Emor 2017 - 5777 Everything in Moderation. Even Moderation.
Post date: May 11, 2017 9:44:46 PM
Parshat Emor, Leviticus 21:1 - 24:23
My grandfather, Nissim Asher, of blessed memory, used to exhort people to be reasonable. "Everything in moderation," he would say, then follow it tongue-in-cheek with, "Especially moderation in moderation."
This week we read parshat Emor, and we near the end of the book of Vayikra. Much of the early part of the parsha focuses on the kohanim and how they must be separated from the rest of the community. Then, the Torah describes each of the haggim – the agriculturally based harvest holidays of Pesah, Sukkot, and Shavu’ot.
At the end of this week’s parsha, the Torah tells an interesting story.
“And the son of an Israelite woman, whose father was an Egyptian, went out among the children of Israel; and the son of the Israelite woman and a man of Israel took a stand together in the camp. And the son of the Israelite woman blasphemed the Name, and cursed; and they brought him unto Moses. And his mother's name was Shelomith, the daughter of Dibri, of the tribe of Dan. And they put him to rest in a guarded place, that it might be declared unto them at the mouth of God. And God spoke unto Moses, saying, ‘Bring forth him that hath cursed without the camp; and let all that heard him lay their hands upon his head, and let all the congregation stone him….’”
This is a curious story, placed in the midst of some of the many laws, statutes, punishments, and prohibitions that comprise the book of Vayikra. The end of the story is yet more prohibitions – primarily forbidding blasphemous statements, and reiterating the code of Hammurabi (which is also noted elsewhere in the Torah).

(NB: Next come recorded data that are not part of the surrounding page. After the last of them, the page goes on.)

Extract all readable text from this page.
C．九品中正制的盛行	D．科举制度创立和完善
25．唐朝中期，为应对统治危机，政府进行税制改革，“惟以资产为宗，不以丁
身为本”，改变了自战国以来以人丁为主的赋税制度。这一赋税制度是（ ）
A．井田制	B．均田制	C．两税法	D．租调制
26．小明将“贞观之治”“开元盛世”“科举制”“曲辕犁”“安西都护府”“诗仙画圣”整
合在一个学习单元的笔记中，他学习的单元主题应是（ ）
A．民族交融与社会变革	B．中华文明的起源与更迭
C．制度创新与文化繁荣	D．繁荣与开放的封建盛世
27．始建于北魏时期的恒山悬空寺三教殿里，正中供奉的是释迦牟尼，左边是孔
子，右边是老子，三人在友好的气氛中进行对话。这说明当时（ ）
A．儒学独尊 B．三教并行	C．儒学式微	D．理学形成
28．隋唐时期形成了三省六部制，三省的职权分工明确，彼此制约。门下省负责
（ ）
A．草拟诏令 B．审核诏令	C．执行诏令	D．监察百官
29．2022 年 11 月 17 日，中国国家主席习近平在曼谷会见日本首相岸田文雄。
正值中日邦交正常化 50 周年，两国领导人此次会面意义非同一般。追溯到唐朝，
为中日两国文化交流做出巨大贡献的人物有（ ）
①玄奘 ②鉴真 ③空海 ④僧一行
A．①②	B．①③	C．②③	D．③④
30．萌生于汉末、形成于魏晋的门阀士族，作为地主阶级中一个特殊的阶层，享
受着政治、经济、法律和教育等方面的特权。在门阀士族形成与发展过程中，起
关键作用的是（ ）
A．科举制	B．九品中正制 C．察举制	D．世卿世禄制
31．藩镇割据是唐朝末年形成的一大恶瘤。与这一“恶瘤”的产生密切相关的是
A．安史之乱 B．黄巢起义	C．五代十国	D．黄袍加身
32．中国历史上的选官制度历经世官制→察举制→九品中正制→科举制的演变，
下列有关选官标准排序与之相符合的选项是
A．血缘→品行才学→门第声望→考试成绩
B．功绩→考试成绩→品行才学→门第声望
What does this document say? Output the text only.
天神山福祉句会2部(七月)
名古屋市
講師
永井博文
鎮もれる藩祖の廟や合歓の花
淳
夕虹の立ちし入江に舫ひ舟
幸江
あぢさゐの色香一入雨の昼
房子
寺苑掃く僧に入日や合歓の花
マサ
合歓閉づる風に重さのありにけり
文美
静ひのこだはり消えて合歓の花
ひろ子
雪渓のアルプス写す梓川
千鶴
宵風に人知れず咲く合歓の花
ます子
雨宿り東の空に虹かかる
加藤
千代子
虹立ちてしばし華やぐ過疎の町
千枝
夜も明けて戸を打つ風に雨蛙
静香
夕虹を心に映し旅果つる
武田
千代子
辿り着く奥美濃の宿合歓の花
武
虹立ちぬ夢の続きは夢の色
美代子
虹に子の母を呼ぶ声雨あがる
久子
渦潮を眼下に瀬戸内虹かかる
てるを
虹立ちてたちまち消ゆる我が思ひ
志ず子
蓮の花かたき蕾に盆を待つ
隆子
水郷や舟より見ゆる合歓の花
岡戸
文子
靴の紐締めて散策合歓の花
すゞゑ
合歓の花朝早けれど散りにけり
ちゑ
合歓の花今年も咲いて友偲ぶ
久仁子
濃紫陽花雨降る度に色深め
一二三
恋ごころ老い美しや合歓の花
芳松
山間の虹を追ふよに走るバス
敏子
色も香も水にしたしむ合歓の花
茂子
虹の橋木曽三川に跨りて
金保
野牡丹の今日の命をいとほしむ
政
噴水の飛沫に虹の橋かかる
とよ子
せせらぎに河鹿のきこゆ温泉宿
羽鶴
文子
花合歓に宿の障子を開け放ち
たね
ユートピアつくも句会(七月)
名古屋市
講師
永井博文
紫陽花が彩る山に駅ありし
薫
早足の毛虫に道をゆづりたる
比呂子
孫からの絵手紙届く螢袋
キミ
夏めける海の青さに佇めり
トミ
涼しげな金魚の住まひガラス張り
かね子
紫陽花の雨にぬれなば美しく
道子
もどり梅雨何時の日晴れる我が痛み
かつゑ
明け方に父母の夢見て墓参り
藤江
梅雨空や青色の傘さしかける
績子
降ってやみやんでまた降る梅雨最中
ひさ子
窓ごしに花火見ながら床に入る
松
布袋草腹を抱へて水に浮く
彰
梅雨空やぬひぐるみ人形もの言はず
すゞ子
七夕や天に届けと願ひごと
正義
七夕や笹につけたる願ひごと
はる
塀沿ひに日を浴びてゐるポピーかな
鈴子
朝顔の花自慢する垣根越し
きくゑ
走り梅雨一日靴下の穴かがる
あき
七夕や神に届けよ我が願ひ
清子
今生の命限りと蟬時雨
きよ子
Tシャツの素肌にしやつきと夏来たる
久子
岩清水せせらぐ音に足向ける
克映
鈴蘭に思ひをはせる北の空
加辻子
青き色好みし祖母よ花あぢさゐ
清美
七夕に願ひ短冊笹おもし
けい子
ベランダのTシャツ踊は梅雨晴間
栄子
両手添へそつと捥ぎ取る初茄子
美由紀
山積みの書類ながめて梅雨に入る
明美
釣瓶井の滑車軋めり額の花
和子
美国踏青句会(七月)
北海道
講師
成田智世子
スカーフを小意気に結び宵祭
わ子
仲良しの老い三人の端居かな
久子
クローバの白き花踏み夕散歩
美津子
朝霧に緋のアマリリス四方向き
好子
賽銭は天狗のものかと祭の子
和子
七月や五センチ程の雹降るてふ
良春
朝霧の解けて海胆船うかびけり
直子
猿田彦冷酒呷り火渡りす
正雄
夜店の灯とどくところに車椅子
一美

One particularly strange part of the story is the action of the son of the Israelite woman and “a man of Israel.” The Torah says that they va’yi’na’tzu. The root of this word is nun-tzadi-hey, which is translated variously as: to fly, to take one’s stand, to set up or erect, to be stationed, to keep watch, or to preside over. It is not clear from the story what the son of the Israelite woman and the Israelite man were taking a stand regarding – were they keeping watch over something? Were they proverbially “taking a stand,” and declaring their belief (perhaps, lack of belief)? The Torah leaves us at a loss, and we must only wonder.
Rashi translates this word as “quarreled,” and interprets this story to be related to an argument over lineage. He argues that the “son of an Israelite woman” tried to set up his tent in the encampment of the tribe of Dan. Because lineage is passed through the father, the man was taken to Moshe’s court and found guilty. After this, he cursed the name of God.
Certainly Rashi’s explanation helps to fill in some narrative gaps. However, I wonder what it could mean that the Torah simply says that this man “took a stand,” and then began cursing the name of God. I wonder if a man or woman could become so consumed with the things for which they stand that they may (intentionally or inadvertently) begin to curse God – one of the most harshly punished sins in the Torah.
I have seen people (and, at times, found myself) lately becoming this consumed with many political and social issues. For many people, it is difficult right now not to be so consumed with our beliefs that we could find ourselves blaspheming – perhaps cursing God or destroying relationships that we value. To take a stand is not necessarily a bad thing, I would argue. Having convictions that we believe strongly and are willing to fight for creates impassioned citizens who work to make our country stronger. The ways in which we go about strengthening our country seem to be what is causing the most tension.
So what do we do? Do we abandon our beliefs and try to get along with everyone? Or do we stand by our convictions and alienate people who are part of our lives? The Torah certainly seems to argue against only standing by your convictions. I think it is incumbent on each of us to find a balance – a place we can stand where we feel both honest and true to our beliefs, but where we also are able to join together with people we love, though with whom we may disagree.